D’une manière similaire, la théologie indienne archaïque du Rig-Veda considérait la divinité créatrice Prajapati comme un son primordial explosant en une myriade de lumières, de créatures, d’harmonies. Ce n’est pas un hasard si, dans un autre mouvement religieux provenant de la même région, son fondateur assumera le titre sacré de Bouddha, qui signifie précisément « l’illuminé ». Et pour en arriver à une époque historique plus proche de la nôtre, l’Islam lui-même choisira la lumière comme symbole théologique. Cela est d’autant plus vrai qu’une entière « sourate » du Coran, la XXIVème, a pour titre An-nûr, « la Lumière ». Un de ses versets connaîtra un énorme succès et une exégèse allégorique de grande profondeur dans la tradition « soufie » (en particulier chez le penseur mystique al-Ghazali du XI-XIIème)

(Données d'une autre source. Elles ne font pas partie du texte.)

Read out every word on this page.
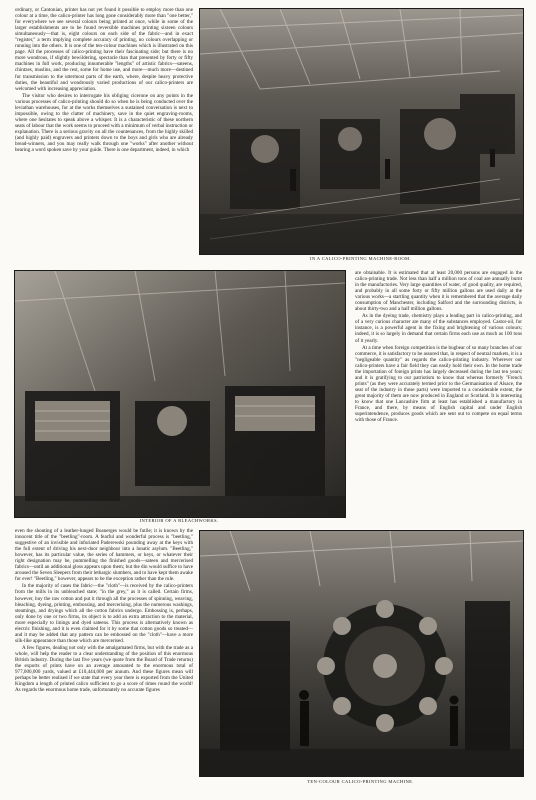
ordinary, or Cantonian, printer has not yet found it possible to employ more than one colour at a time, the calico-printer has long gone considerably more than "one better," for everywhere we see several colours being printed at once, while in some of the larger establishments are to be found reversible machines printing sixteen colours simultaneously—that is, eight colours on each side of the fabric—and in exact "register," a term implying complete accuracy of printing, no colours overlapping or running into the others. It is one of the ten-colour machines which is illustrated on this page. All the processes of calico-printing have their fascinating side; but there is no more wondrous, if slightly bewildering, spectacle than that presented by forty or fifty machines in full work, producing innumerable "lengths" of artistic fabrics—sateens, chintzes, muslins, and the rest, some for home use, and more—much more—destined for transmission to the uttermost parts of the earth, where, despite heavy protective duties, the beautiful and wondrously varied productions of our calico-printers are welcomed with increasing appreciation.

The visitor who desires to interrogate his obliging cicerone on any points in the various processes of calico-printing should do so when he is being conducted over the leviathan warehouses, for at the works themselves a sustained conversation is next to impossible, owing to the clatter of machinery, save in the quiet engraving-rooms, where one hesitates to speak above a whisper. It is a characteristic of these northern seats of labour that the work seems to proceed with a minimum of verbal instruction or explanation. There is a serious gravity on all the countenances, from the highly skilled (and highly paid) engravers and printers down to the boys and girls who are already bread-winners, and you may really walk through one "works" after another without hearing a word spoken save by your guide. There is one department, indeed, in which

IN A CALICO-PRINTING MACHINE-ROOM.
INTERIOR OF A BLEACHWORKS.

are obtainable. It is estimated that at least 20,000 persons are engaged in the calico-printing trade. Not less than half a million tons of coal are annually burnt in the manufactories. Very large quantities of water, of good quality, are required, and probably in all some forty or fifty million gallons are used daily at the various works—a startling quantity when it is remembered that the average daily consumption of Manchester, including Salford and the surrounding districts, is about thirty-two and a half million gallons.

As in the dyeing trade, chemistry plays a leading part in calico-printing, and of a very curious character are many of the substances employed. Castor-oil, for instance, is a powerful agent in the fixing and brightening of various colours; indeed, it is so largely in demand that certain firms each use as much as 100 tons of it yearly.

At a time when foreign competition is the bugbear of so many branches of our commerce, it is satisfactory to be assured that, in respect of neutral markets, it is a "negligeable quantity" as regards the calico-printing industry. Wherever our calico-printers have a fair field they can easily hold their own. In the home trade the importation of foreign prints has largely decreased during the last ten years; and it is gratifying to our patriotism to know that whereas formerly "French prints" (as they were accurately termed prior to the Germanisation of Alsace, the seat of the industry in those parts) were imported to a considerable extent, the great majority of them are now produced in England or Scotland. It is interesting to know that one Lancashire firm at least has established a manufactory in France, and there, by means of English capital and under English superintendence, produces goods which are sent out to compete on equal terms with those of France.

even the shouting of a leather-lunged Boanerges would be futile; it is known by the innocent title of the "beetling"-room. A fearful and wonderful process is "beetling," suggestive of an invisible and infuriated Paderewski pounding away at the keys with the full extent of driving his next-door neighbour into a lunatic asylum. "Beetling," however, has its particular value, the series of hammers, or keys, or whatever their right designation may be, pummelling the finished goods—sateen and mercerised fabrics—until an additional gloss appears upon them; but the din would suffice to have aroused the Seven Sleepers from their lethargic slumbers, and to have kept them awake for ever! "Beetling," however, appears to be the exception rather than the rule.

In the majority of cases the fabric—the "cloth"—is received by the calico-printers from the mills in its unbleached state; "in the grey," as it is called. Certain firms, however, buy the raw cotton and put it through all the processes of spinning, weaving, bleaching, dyeing, printing, embossing, and mercerising, plus the numerous washings, steamings, and dryings which all the cotton fabrics undergo. Embossing is, perhaps, only done by one or two firms, its object is to add an extra attraction to the material, more especially to linings and dyed sateens. This process is alternatively known as electric finishing, and it is even claimed for it by some that cotton goods so treated—and it may be added that any pattern can be embossed on the "cloth"—have a more silk-like appearance than those which are mercerised.

A few figures, dealing not only with the amalgamated firms, but with the trade as a whole, will help the reader to a clear understanding of the position of this enormous British industry. During the last five years (we quote from the Board of Trade returns) the exports of prints have on an average amounted to the enormous total of 977,000,000 yards, valued at £10,444,000 per annum. And these figures mean will perhaps be better realised if we state that every year there is exported from the United Kingdom a length of printed calico sufficient to go a score of times round the world! As regards the enormous home trade, unfortunately no accurate figures

TEN-COLOUR CALICO-PRINTING MACHINE.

Il s’agit du verset 35 qui clame ainsi : « Dieu est la Lumière des cieux et de la terre. Sa lumière est semblable à une lampe posée sur une niche. La lampe est dans un cristal, semblable à un astre de grand éclat et son combustible vient d’un olivier béni… Dieu est lumière sur lumière. Dieu guide celui qu’il aime vers Sa lumière. » Nous pourrions continuer longtemps cette liste d’exemples en nous référant aux multiples expressions culturelles et religieuses de l’Orient et de l’Occident qui adoptent, comme charnière théologique, un donné qui est à la racine commune de toute expérience humaine existentielle. La vie, en effet, est une « entrée dans la lumière » (c’est ainsi que de nombreuses langues définissent la naissance) ; elle consiste à vivre à la lumière du soleil, ou à être guidé dans la nuit par la lumière de la lune et des étoiles.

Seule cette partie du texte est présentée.